I like the ‘do every n batches’ better than the complex samplers — it seems simpler and cleaner to me. Of course, we can do that already, just by keeping a counter.

But it would make the common case simple to have a value of ‘n’ that was a common denominator that received special treatment in the fit loop, i.e. have a on_n_batch_end callback.

Along with that, it would make sense for validation to be part of this ‘every n’ cycle (in fact it could be a callback itself).

I am actually implementing this approach, as I need to see validation results more often than the end of every epoch.

I’m just adding a note that we can use BatchSampler which can let us create mini-batches easily.

For example BatchSampler(RandomSampler, batch_size=32, drop_last=False) will create a sampler that goes through the entire dataset and pick randomly only 32 samples without replacement at each epoch.
The idea is to iterate through them (for example with batch size of 4) until end of each mini-batch, which would be the end of an epoch.

Hi, is there a plan about implementing “epoch_size” in Fastai? Maybe in fastai-v2? Thanks.

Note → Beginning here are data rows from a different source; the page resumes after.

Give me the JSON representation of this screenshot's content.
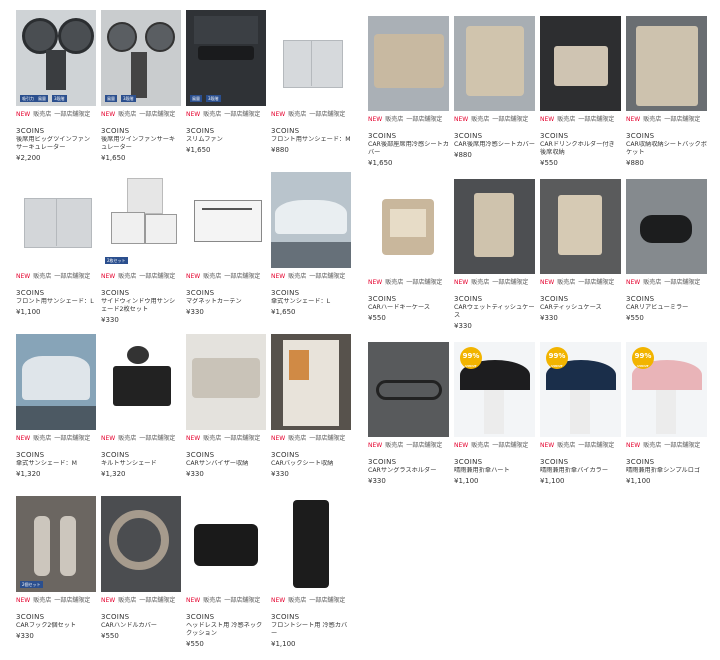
{
  "tags": {
    "new": "NEW",
    "store": "販売店",
    "limited": "一部店舗限定"
  },
  "left_products": [
    {
      "brand": "3COINS",
      "name": "後席用ビッグツインファンサーキュレーター",
      "price": "¥2,200",
      "img": "fan-black",
      "has_new": true,
      "badges": [
        "吸引力",
        "風量",
        "3段階"
      ]
    },
    {
      "brand": "3COINS",
      "name": "後席用ツインファンサーキュレーター",
      "price": "¥1,650",
      "img": "fan-black-small",
      "has_new": true,
      "badges": [
        "風量",
        "3段階"
      ]
    },
    {
      "brand": "3COINS",
      "name": "スリムファン",
      "price": "¥1,650",
      "img": "slim-fan",
      "has_new": true,
      "badges": [
        "風量",
        "3段階"
      ]
    },
    {
      "brand": "3COINS",
      "name": "フロント用サンシェード：M",
      "price": "¥880",
      "img": "sunshade-silver",
      "has_new": true,
      "badges": []
    },
    {
      "brand": "3COINS",
      "name": "フロント用サンシェード：L",
      "price": "¥1,100",
      "img": "sunshade-silver-l",
      "has_new": true,
      "badges": []
    },
    {
      "brand": "3COINS",
      "name": "サイドウィンドウ用サンシェード2枚セット",
      "price": "¥330",
      "img": "side-shade",
      "has_new": true,
      "badges": [
        "2枚セット"
      ]
    },
    {
      "brand": "3COINS",
      "name": "マグネットカーテン",
      "price": "¥330",
      "img": "magnet-curtain",
      "has_new": true,
      "badges": []
    },
    {
      "brand": "3COINS",
      "name": "傘式サンシェード：L",
      "price": "¥1,650",
      "img": "umbrella-shade-car",
      "has_new": true,
      "badges": []
    },
    {
      "brand": "3COINS",
      "name": "傘式サンシェード：M",
      "price": "¥1,320",
      "img": "umbrella-shade-window",
      "has_new": true,
      "badges": []
    },
    {
      "brand": "3COINS",
      "name": "キルトサンシェード",
      "price": "¥1,320",
      "img": "quilt-shade",
      "has_new": true,
      "badges": []
    },
    {
      "brand": "3COINS",
      "name": "CARサンバイザー収納",
      "price": "¥330",
      "img": "visor-storage",
      "has_new": true,
      "badges": []
    },
    {
      "brand": "3COINS",
      "name": "CARバックシート収納",
      "price": "¥330",
      "img": "back-seat-storage",
      "has_new": true,
      "badges": []
    },
    {
      "brand": "3COINS",
      "name": "CARフック2個セット",
      "price": "¥330",
      "img": "car-hook",
      "has_new": true,
      "badges": [
        "2個セット"
      ]
    },
    {
      "brand": "3COINS",
      "name": "CARハンドルカバー",
      "price": "¥550",
      "img": "handle-cover",
      "has_new": true,
      "badges": []
    },
    {
      "brand": "3COINS",
      "name": "ヘッドレスト用 冷感ネッククッション",
      "price": "¥550",
      "img": "neck-cushion",
      "has_new": true,
      "badges": []
    },
    {
      "brand": "3COINS",
      "name": "フロントシート用 冷感カバー",
      "price": "¥1,100",
      "img": "seat-cover-black",
      "has_new": true,
      "badges": []
    }
  ],
  "right_products": [
    {
      "brand": "3COINS",
      "name": "CAR後部座席用冷感シートカバー",
      "price": "¥1,650",
      "img": "rear-seat-cover",
      "has_new": true
    },
    {
      "brand": "3COINS",
      "name": "CAR後席用冷感シートカバー",
      "price": "¥880",
      "img": "rear-seat-cover-2",
      "has_new": true
    },
    {
      "brand": "3COINS",
      "name": "CARドリンクホルダー付き 後席収納",
      "price": "¥550",
      "img": "drink-holder",
      "has_new": true
    },
    {
      "brand": "3COINS",
      "name": "CAR収納収納シートバックポケット",
      "price": "¥880",
      "img": "seatback-pocket",
      "has_new": true
    },
    {
      "brand": "3COINS",
      "name": "CARハードキーケース",
      "price": "¥550",
      "img": "key-case",
      "has_new": true
    },
    {
      "brand": "3COINS",
      "name": "CARウェットティッシュケース",
      "price": "¥330",
      "img": "wet-tissue",
      "has_new": true
    },
    {
      "brand": "3COINS",
      "name": "CARティッシュケース",
      "price": "¥330",
      "img": "tissue-case",
      "has_new": true
    },
    {
      "brand": "3COINS",
      "name": "CARリアビューミラー",
      "price": "¥550",
      "img": "rear-mirror",
      "has_new": true
    },
    {
      "brand": "3COINS",
      "name": "CARサングラスホルダー",
      "price": "¥330",
      "img": "sunglass-holder",
      "has_new": true
    },
    {
      "brand": "3COINS",
      "name": "晴雨兼用折傘ハート",
      "price": "¥1,100",
      "img": "umbrella-heart",
      "has_new": true,
      "badge99": true
    },
    {
      "brand": "3COINS",
      "name": "晴雨兼用折傘バイカラー",
      "price": "¥1,100",
      "img": "umbrella-bicolor",
      "has_new": true,
      "badge99": true
    },
    {
      "brand": "3COINS",
      "name": "晴雨兼用折傘シンプルロゴ",
      "price": "¥1,100",
      "img": "umbrella-simple",
      "has_new": true,
      "badge99": true
    }
  ],
  "badge99": {
    "main": "99%",
    "sub": "UVCUT"
  }
}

I actually have an implementation here: Fastai v2 chat

In case it might be useful for someone, I patched it in fastai v1:

class MyDl:
    def __init__(self, dl, epoch_size):
        self.dl = dl
        self.iter = iter(dl)
        self.c = dl.c
        self.dataset = dl.dataset
        self.epoch_size = epoch_size
        
    def __iter__(self):
        for i in range(self.epoch_size):
            try:
                yield next(self.iter)
            except:
                # start from beginning if end of self.iter reached
                self.iter = iter(self.dl)
                yield next(self.iter)

    def __len__(self):
        return self.epoch_size

path = untar_data(URLs.MNIST)
data = (ImageList.from_folder(path) 
        .split_by_folder(train='training', valid='testing')            
        .label_from_folder()
        .transform(get_transforms(), size=16) 
        .databunch(bs=64))

data.train_dl = MyDl(data.train_dl, 4)

learn = cnn_learner(data, models.resnet18, metrics=[accuracy])
learn.fit_one_cycle(2)

You can find the Colab notebook here https://colab.research.google.com/drive/1bkATL1uNyHOlB4DW4ImYvAseSAZKCeoj

I hope I didn’t break anything :slight_smile:

2 Likes

Thanks for your working example in collab. I’ll adapt it to my case and test it.
Have a good week-end. :slight_smile:

Just for info you can now use the method “partial_dataloaders”.